Esméralda, Wolfgang et moi cessons de nous agiter et nous approchons de lui.

— J’ai cherché un endroit dans Paris où il n’y a ni tunnels, ni souterrains, ni métros ou égouts. C’est un endroit assez étroit qui se nomme l’île aux Cygnes.

— Une île ?

— En effet, une île sur le fleuve.

— Mais nous ne savons pas nager ! je m’écrie, déjà angoissée à l’idée d’être entourée d’eau.

— Nous pourrons y accéder par des ponts, ensuite nous serons dans un endroit plus facile à défendre qu’un simple quartier. Restent deux problèmes. Tout d’abord il va être nécessaire de trouver un moyen de transporter toute la nourriture sur l’île aux Cygnes afin de pouvoir tenir un siège. Ensuite il va nous falloir un humain qui s’y connaisse en démolition de bâtiments pour faire sauter les ponts une fois qu’on y sera installés.

— Après tout ce que nous avons accompli seuls, ne crois-tu pas qu’on puisse réussir sans l’aide d’humains ?

— Pas pour cette étape. Désolé, je m’y connais en réception d’informations numériques mais pas en explosifs.

— Nathalie était active sur un chantier, je l’ai vue détruire des maisons.

— Parfait. C’est exactement ce qu’il nous faut.

— J’ignore où elle se trouve actuellement.

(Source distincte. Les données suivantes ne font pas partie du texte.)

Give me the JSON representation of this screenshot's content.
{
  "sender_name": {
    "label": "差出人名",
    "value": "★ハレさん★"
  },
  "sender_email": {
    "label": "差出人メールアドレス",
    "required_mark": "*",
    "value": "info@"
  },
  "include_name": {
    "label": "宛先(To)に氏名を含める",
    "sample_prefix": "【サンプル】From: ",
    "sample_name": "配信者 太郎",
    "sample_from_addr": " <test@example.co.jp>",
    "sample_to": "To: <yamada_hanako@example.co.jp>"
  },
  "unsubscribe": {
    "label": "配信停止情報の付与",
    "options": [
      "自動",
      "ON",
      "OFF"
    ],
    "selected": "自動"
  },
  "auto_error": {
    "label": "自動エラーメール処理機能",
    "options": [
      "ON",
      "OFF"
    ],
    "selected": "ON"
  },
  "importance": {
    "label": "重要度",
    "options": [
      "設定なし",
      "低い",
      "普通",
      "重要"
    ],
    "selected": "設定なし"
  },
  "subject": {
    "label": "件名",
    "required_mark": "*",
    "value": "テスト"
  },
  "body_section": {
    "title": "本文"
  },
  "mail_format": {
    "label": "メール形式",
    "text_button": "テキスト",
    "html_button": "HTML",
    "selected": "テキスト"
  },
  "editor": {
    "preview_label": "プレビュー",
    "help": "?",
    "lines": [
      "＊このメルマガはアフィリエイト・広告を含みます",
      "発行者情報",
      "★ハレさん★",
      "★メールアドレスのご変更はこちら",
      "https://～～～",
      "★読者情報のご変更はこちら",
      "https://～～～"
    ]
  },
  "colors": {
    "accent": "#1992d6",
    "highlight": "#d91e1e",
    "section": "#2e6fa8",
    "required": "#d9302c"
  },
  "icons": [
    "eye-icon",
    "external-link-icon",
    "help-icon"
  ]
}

— Je peux retrouver ta servante grâce à ton collier balise, dit Pythagore. Il est branché sur son smartphone qui a lui-même sa propre balise GPS. Il faut juste espérer que son téléphone est encore chargé.

À nouveau il se plonge dans Internet, puis annonce :

— Les chats ont créé une communauté dans la forêt de l’ouest, les humains ont fait pareil dans la forêt de l’est, au cœur du bois de Vincennes. Enfin pas tous les humains, ce sont essentiellement de jeunes enfants dont les parents ont été tués durant la guerre. Nathalie a rejoint cette communauté qui semble disposer de moyens de communication.

— Tu es certain que Nathalie est là-bas ?

– À quel stade de communication étais-tu parvenue avec elle, Bastet ?

— Je commençais à réussir à lui parler, je réponds pour continuer à l’impressionner.

Évidemment, c’est un mensonge.

— Parfait. Avec son aide nous allons créer un sanctuaire sur l’île aux Cygnes.

— On ne peut vraiment pas y arriver sans humains ? insiste Wolfgang.

— Les rats sont beaucoup trop nombreux et se reproduiront toujours plus vite que nous ne pourrons les tuer.


L’idée de retraverser la ville d’ouest en est pour aller chercher ma servante ne me ravit guère. Cependant, je comprends bien que même si ma capacité d’émission et sa capacité de réception sont faibles, c’est quand même moi qui suis la plus apte à mener à bien cette mission délicate.

— Tu m’accompagnes, Pythagore ? Je vais avoir besoin qu’on me guide plus précisément sur les traces de Nathalie.

— Non, je vais organiser la migration de notre armée sur l’île aux Cygnes.

Je suis étonnée qu’il ne soit pas plus « fusionnel », après tout ce que nous avons vécu ensemble, tout ce que nous avons partagé, tout ce que nous nous sommes dit.

— Et comment ferai-je après pour vous rejoindre ?

— Il te suffira de suivre la Seine. Il y a trois îles : une moyenne, l’île Saint-Louis, une grande, l’île de la Cité, et une petite, l’île aux Cygnes. Tu ne peux pas te tromper.

— Je viens avec toi, dit Esméralda. Peut-être qu’à deux nous serons plus fortes.

— Je peux t’accompagner moi aussi, propose Wolfgang. On ne sera pas trop de trois.

— J’irai seule ! Esméralda, si tu veux vraiment m’aider, j’aimerais que tu allaites Angelo en mon absence.

Pythagore s’avance vers moi :

— Très bien, dans ce cas, changement de plan. Esméralda et Wolfgang vont tenir et surveiller l’abri antiatomique avec notre petite armée de chats et c’est moi qui t’accompagnerai jusqu’au bois de Vincennes.

Il aura donc fallu que je menace d’y aller seule pour qu’il me suive… C’est comme s’il avait vraiment oublié nos étreintes.

Pythagore me trouble. J’ai l’impression qu’il a honte d’avoir cédé à mes avances. À moins qu’il n’ait encore peur de tomber amoureux.

Je ne comprendrai jamais les mâles. Et je crois qu’avec celui-là je suis tombée sur un « compliqué ».